Managing expectations is particularly important, and particularly difficult, when faced with a querulous litigant. Although they make up only a small percentage of the broader group of self-represented litigants, querulous parties can have a significant impact on the court process. Tania Sourdin is a professor of law and dispute resolution at Monash University. She says querulous litigants in some cases ‘present information which is incorrect or inaccurate, or behave in a way which makes it very difficult to run a case in an appropriate manner, and really to accord some dignity in terms of the processes’. The bad behaviour Ms Sourdin describes includes examples of stalking, deliberately causing delay and presenting information which is incorrect or inaccurate.

‘The way in which the person talks to the person on the other side is so appalling that one really wonders how justice can be done under those circumstances,’ says Sourdin.

Communication between parties is a particular concern in the family law jurisdiction, where self-representation is common. Kate* acted for herself when her ex-partner sought to vary the care arrangements for their children. ‘The biggest problem was the fact that the other party did have a lawyer, and so I think he felt like he could push me around a little bit more than he may have if I had representation,’ she says.
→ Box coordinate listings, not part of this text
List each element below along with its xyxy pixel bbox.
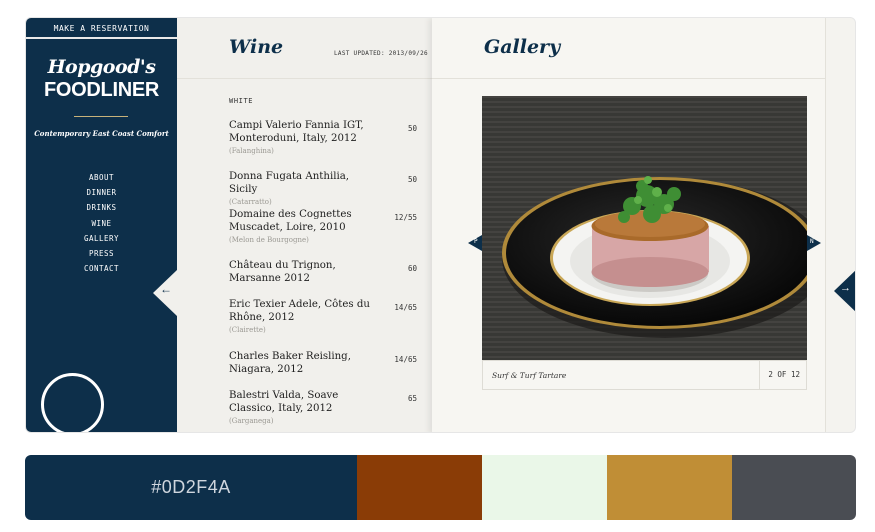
nav-item-wine[interactable]: WINE [26,216,177,231]
palette-swatch[interactable] [357,455,482,520]
nav-item-gallery[interactable]: GALLERY [26,231,177,246]
wine-list-item: Donna Fugata Anthilia, Sicily (Catarratt… [229,170,419,206]
nav-item-about[interactable]: ABOUT [26,170,177,185]
wine-name: Campi Valerio Fannia IGT, Monteroduni, I… [229,120,364,144]
wine-name: Eric Texier Adele, Côtes du Rhône, 2012 [229,299,370,323]
nav-item-dinner[interactable]: DINNER [26,185,177,200]
nav-item-press[interactable]: PRESS [26,246,177,261]
website-preview: MAKE A RESERVATION Hopgood's FOODLINER C… [25,17,856,433]
wine-price: 14/65 [394,303,417,312]
palette-swatch[interactable] [732,455,856,520]
gallery-next-label: N [810,238,814,245]
palette-swatch[interactable] [482,455,607,520]
gallery-photo[interactable] [482,96,807,360]
wine-name: Donna Fugata Anthilia, Sicily [229,171,350,195]
section-label-white: WHITE [229,97,254,105]
logo-wordmark[interactable]: FOODLINER [26,79,177,102]
wine-name: Domaine des Cognettes Muscadet, Loire, 2… [229,209,352,233]
wine-price: 60 [407,264,417,273]
photo-counter: 2 OF 12 [768,370,800,379]
wine-header: Wine LAST UPDATED: 2013/09/26 [177,18,432,79]
wine-grape: (Garganega) [229,417,274,425]
wine-price: 65 [407,394,417,403]
wine-price: 14/65 [394,355,417,364]
wine-price: 50 [407,175,417,184]
arrow-left-icon: ← [160,282,172,296]
color-swatch-marker [41,373,104,432]
gallery-prev-label: P [474,238,478,245]
wine-panel: Wine LAST UPDATED: 2013/09/26 WHITE Camp… [177,18,432,432]
last-updated: LAST UPDATED: 2013/09/26 [334,50,428,57]
wine-title: Wine [229,36,284,58]
photo-caption: Surf & Turf Tartare [492,371,567,380]
dish-illustration [502,176,807,338]
wine-list-item: Eric Texier Adele, Côtes du Rhône, 2012 … [229,298,419,334]
wine-list-item: Château du Trignon, Marsanne 2012 60 [229,259,419,287]
next-panel-edge [825,18,855,432]
palette-hex-label: #0D2F4A [151,477,231,497]
caption-bar: Surf & Turf Tartare 2 OF 12 [482,360,807,390]
wine-price: 12/55 [394,213,417,222]
wine-list-item: Charles Baker Reisling, Niagara, 2012 14… [229,350,419,378]
make-reservation-link[interactable]: MAKE A RESERVATION [26,18,177,39]
wine-list-item: Domaine des Cognettes Muscadet, Loire, 2… [229,208,419,244]
wine-grape: (Catarratto) [229,198,272,206]
wine-list-item: Campi Valerio Fannia IGT, Monteroduni, I… [229,119,419,155]
wine-name: Château du Trignon, Marsanne 2012 [229,260,336,284]
nav-item-contact[interactable]: CONTACT [26,261,177,276]
palette-swatch[interactable]: #0D2F4A [25,455,357,520]
wine-grape: (Falanghina) [229,147,274,155]
gallery-header: Gallery [432,18,825,79]
main-nav: ABOUT DINNER DRINKS WINE GALLERY PRESS C… [26,170,177,276]
wine-name: Charles Baker Reisling, Niagara, 2012 [229,351,351,375]
wine-price: 50 [407,124,417,133]
wine-grape: (Melon de Bourgogne) [229,236,309,244]
wine-grape: (Clairette) [229,326,266,334]
caption-divider [759,361,760,389]
wine-name: Balestri Valda, Soave Classico, Italy, 2… [229,390,339,414]
arrow-right-icon: → [840,282,851,294]
wine-list-item: Balestri Valda, Soave Classico, Italy, 2… [229,389,419,425]
nav-item-drinks[interactable]: DRINKS [26,200,177,215]
palette-swatch[interactable] [607,455,732,520]
tagline: Contemporary East Coast Comfort [34,129,169,138]
gallery-panel: Gallery P N Surf & Turf Tartare 2 OF 12 [432,18,825,432]
sidebar: MAKE A RESERVATION Hopgood's FOODLINER C… [26,18,177,432]
logo-divider [74,116,128,117]
color-palette: #0D2F4A [25,455,856,520]
logo-script[interactable]: Hopgood's [26,56,177,78]
gallery-title: Gallery [484,36,561,58]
Like John, Kate consulted with a lawyer prior to her hearing, which she says helped her level of confidence. Nonetheless, Kate says that she would recommend hiring a lawyer for those who can afford it. ‘I would have felt much more confident … that would have maybe not made the situation so stressful,’ she says.

The ability of an unrepresented litigant to effectively navigate the process and obtain a satisfactory outcome from the court when compared to a represented litigant depends on the case, according to Mark Le Poer Trench, a judge in Sydney’s Family Court. He believes that in less adversarial cases, such as parenting cases, the ‘judges take on a far more active role’ whereas in a more strictly adversarial case such as property disputes, it is up to the unrepresented litigant. ‘They have to put before the court evidence to support the orders that they are seeking,’ he says.

Self-represented litigants also create a difficult situation in which alleged perpetrators of abuse or violence cross-examine their alleged victims. In those circumstances, ‘a judge just has to control it’ so as to ensure the alleged perpetrator is not further abusing somebody throughy their questioning, says Le Poer Trench.

Eleanor* was directly cross-examined by her abusive ex-partner during Family Court proceedings. She describes the ‘horrendous’ experience as having ‘stripped’ her. ‘At the end of the day I walked out of there not sure whether I could actually face the court the next day, and I literally wanted to throw myself in front of the first bus,’ she says.

Despite a warning from the magistrate that he only ask appropriate questions, Eleanor felt her ex-partner was given ‘all of his power back’. ‘Even though his questions may not have seemed to have been that bad to other people, he knew which questions to ask, he knew how to press the buttons of trauma for me,’ she says.

The prospect of going to trial and being directly cross-examined by a violent ex-partner is a source of major discouragement against pursuing court action, according to Pasanna Mutha-Merennege, the Womens Legal Service of Victoria’s policy and campaigns manager. Ms Mutha-Merennege feels that, as well as additional legal-aid funding, there is a need for legislative protection to prevent self-represented litigants from being able to directly cross-examine vulnerable parties.

About 30 per cent of trials in the Family Court involve an unrepresented party, according to the 2013 annual report published by the court. Given the considerable expense of hiring a lawyer and the strain on legal aid funding, that is unlikely to change. Instead, self-represented litigants are likely to become more common. Given this reality, guidance from the court and the sort of legislative protections advocated by Ms Mutha-Merennege will be increasingly important to ensure that people are able to navigate the justice system on their own.